I, unfortunately, arrived home. I turned my key in the key hole and shuffled into the house. I could hear father drinking and gambling again. We used to all share the computer but now its sole purpose is for gambling.
“Come here you stupid bitch!” Father shouted. I winced; father was going to beat me again. I cautiously stepped into the room he was in. Father slapped my face hard. He raised his beer bottle and swung it at me. Broken glass shattered everywhere and cut into my face. He punched and abused me until I lay writhing in agony on the floor.
“Go die in a hole.”He spat and lashed out a sting of various curse words before marching to the pub. A thought of death crossed my mind.

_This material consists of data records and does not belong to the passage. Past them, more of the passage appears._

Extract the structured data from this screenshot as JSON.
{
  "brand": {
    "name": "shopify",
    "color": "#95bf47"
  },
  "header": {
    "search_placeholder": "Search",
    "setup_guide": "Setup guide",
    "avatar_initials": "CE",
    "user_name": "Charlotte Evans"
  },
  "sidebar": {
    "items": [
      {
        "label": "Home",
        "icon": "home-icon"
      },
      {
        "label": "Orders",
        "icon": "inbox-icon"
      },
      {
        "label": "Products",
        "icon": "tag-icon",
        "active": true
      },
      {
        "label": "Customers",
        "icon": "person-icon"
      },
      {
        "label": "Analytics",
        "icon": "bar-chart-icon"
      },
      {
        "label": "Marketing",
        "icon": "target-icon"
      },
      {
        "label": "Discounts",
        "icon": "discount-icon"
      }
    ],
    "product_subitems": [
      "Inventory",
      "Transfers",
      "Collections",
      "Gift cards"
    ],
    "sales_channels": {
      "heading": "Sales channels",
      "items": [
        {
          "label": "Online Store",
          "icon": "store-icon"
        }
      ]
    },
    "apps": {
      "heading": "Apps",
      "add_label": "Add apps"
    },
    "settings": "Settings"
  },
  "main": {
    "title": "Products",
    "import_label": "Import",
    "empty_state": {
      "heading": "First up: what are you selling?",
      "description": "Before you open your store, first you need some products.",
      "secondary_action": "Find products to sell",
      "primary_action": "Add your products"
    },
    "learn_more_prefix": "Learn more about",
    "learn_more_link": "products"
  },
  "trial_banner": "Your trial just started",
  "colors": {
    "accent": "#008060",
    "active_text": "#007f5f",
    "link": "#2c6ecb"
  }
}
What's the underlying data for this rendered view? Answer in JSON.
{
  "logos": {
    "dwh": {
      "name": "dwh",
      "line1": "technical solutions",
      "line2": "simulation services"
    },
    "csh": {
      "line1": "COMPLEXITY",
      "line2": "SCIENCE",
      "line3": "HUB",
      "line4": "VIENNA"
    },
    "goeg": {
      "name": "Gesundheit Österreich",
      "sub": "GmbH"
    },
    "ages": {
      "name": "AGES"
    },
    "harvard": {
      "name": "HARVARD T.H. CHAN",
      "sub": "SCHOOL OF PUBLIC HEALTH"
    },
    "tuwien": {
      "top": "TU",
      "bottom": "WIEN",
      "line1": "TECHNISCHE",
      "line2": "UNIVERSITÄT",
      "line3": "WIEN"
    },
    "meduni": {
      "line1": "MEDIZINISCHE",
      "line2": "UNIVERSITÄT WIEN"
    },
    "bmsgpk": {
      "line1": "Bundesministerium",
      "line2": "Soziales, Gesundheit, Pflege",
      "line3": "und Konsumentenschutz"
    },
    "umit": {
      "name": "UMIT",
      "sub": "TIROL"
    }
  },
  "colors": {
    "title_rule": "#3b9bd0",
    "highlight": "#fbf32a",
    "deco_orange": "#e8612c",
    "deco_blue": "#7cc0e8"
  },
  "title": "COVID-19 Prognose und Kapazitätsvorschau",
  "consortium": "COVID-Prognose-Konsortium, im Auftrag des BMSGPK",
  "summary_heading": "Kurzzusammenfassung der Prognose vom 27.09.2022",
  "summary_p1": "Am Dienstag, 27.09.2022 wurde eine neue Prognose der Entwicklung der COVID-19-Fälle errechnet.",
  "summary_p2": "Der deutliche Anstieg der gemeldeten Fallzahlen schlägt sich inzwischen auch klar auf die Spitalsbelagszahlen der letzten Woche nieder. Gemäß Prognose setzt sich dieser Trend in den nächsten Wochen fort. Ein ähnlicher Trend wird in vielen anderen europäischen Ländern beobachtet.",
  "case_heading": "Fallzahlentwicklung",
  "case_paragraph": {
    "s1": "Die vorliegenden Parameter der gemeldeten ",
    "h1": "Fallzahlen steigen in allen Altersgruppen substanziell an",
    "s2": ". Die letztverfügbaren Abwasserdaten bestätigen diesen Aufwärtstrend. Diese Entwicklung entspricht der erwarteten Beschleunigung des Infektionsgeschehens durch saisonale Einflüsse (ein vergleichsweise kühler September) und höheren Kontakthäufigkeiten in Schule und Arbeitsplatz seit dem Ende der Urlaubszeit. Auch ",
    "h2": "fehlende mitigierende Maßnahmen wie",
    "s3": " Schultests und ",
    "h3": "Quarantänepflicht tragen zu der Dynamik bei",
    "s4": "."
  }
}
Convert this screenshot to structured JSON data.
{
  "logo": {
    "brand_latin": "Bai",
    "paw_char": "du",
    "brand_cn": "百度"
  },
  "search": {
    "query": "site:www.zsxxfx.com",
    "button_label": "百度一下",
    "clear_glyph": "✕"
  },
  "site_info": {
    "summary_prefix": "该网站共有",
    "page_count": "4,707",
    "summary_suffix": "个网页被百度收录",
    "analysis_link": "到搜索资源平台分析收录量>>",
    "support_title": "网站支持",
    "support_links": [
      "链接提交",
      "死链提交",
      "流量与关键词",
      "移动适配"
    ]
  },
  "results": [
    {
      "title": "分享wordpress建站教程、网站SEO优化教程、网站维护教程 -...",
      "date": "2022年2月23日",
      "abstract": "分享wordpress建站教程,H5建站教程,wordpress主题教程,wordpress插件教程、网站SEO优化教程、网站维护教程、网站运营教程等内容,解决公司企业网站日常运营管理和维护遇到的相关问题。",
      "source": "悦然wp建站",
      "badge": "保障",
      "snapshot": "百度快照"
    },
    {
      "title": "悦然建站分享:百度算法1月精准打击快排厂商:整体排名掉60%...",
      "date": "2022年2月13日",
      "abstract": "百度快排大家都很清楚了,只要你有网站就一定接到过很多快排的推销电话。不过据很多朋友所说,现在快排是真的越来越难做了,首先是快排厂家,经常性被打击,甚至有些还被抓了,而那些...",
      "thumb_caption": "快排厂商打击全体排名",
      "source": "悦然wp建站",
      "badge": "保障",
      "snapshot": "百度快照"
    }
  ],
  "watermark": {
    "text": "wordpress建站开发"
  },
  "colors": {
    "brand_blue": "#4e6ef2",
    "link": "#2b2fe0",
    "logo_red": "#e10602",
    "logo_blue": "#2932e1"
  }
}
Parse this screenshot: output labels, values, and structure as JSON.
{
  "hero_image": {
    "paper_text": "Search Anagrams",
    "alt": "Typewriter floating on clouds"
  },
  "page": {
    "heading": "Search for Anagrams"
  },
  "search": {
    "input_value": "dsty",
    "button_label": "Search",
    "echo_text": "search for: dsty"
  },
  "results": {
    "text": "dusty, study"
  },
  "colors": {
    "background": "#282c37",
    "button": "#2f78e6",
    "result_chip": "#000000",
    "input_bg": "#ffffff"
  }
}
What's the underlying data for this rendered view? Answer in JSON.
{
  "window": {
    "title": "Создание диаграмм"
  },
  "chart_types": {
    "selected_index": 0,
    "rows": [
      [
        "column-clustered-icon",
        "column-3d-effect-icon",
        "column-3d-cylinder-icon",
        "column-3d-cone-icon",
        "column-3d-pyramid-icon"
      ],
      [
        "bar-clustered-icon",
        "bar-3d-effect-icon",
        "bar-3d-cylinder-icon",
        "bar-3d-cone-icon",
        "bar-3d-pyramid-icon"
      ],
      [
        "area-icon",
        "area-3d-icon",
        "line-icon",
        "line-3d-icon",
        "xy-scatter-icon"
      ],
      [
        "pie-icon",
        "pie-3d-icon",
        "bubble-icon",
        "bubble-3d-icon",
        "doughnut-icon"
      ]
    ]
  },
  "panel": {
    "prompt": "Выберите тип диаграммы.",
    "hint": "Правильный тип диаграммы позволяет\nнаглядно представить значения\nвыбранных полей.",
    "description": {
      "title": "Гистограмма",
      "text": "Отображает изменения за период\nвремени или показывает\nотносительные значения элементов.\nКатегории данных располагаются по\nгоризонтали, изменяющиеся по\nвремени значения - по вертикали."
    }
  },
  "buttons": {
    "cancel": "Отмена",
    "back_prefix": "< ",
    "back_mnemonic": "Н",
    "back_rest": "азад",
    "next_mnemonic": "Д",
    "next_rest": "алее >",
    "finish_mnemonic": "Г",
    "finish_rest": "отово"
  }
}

“Look at me, Echo. Why would you even consider such a thing?” Shiiro asked me.
“I want to join mother in wherever we go when we die,” I replied, getting up from the floor. Kuro looked at me with a look of apprehension on his face. They would probably miss me. The only people who would care would be: sister dearest, Shiiro, Kuro and nobody else. Everybody else won’t care; they would get over it anyway. Poor sister dearest, she’ll be left alone but it would be okay. Sister dearest was eighteen, which was six years older than me. She had the opportunity to leave and start fresh someplace else. Sister dearest chose what went on mother’s gravestone. It said ‘A dear mother to Alice and Echo, a beloved wife, and a missed soul. RIP’. I hoped sister dearest would write my gravestone too, she would think of something special and creative.
I contemplated how I would die. There were so many ways to commit suicide. The house wasn’t too high so I couldn’t jump off the roof. I decided I would cut and hang myself. I crawled into the kitchen and took a butcher knife and a rope. I was surprised at the items found in our house, momentarily, but I remembered what I was going to do. I needed to be quick if I wanted to die. Sister dearest would try and revive me. But I wanted the peace of death. I stood on a stool and tied the rope in a hangman’s noose. I slashed the knife at my wrist until it was sore. Blood poured out of the oped wound. I slashed the other wrist. It felt euphoric. I was finally going to die. I stepped on the stool again. I put my head into the loop I made and kicked the stool away. I choked and fell into the darkness. My life flashed before my eyes and a blinding light obstructed my view. I saw mother standing next to me. She opened her arms and embraced me. I finally felt peace.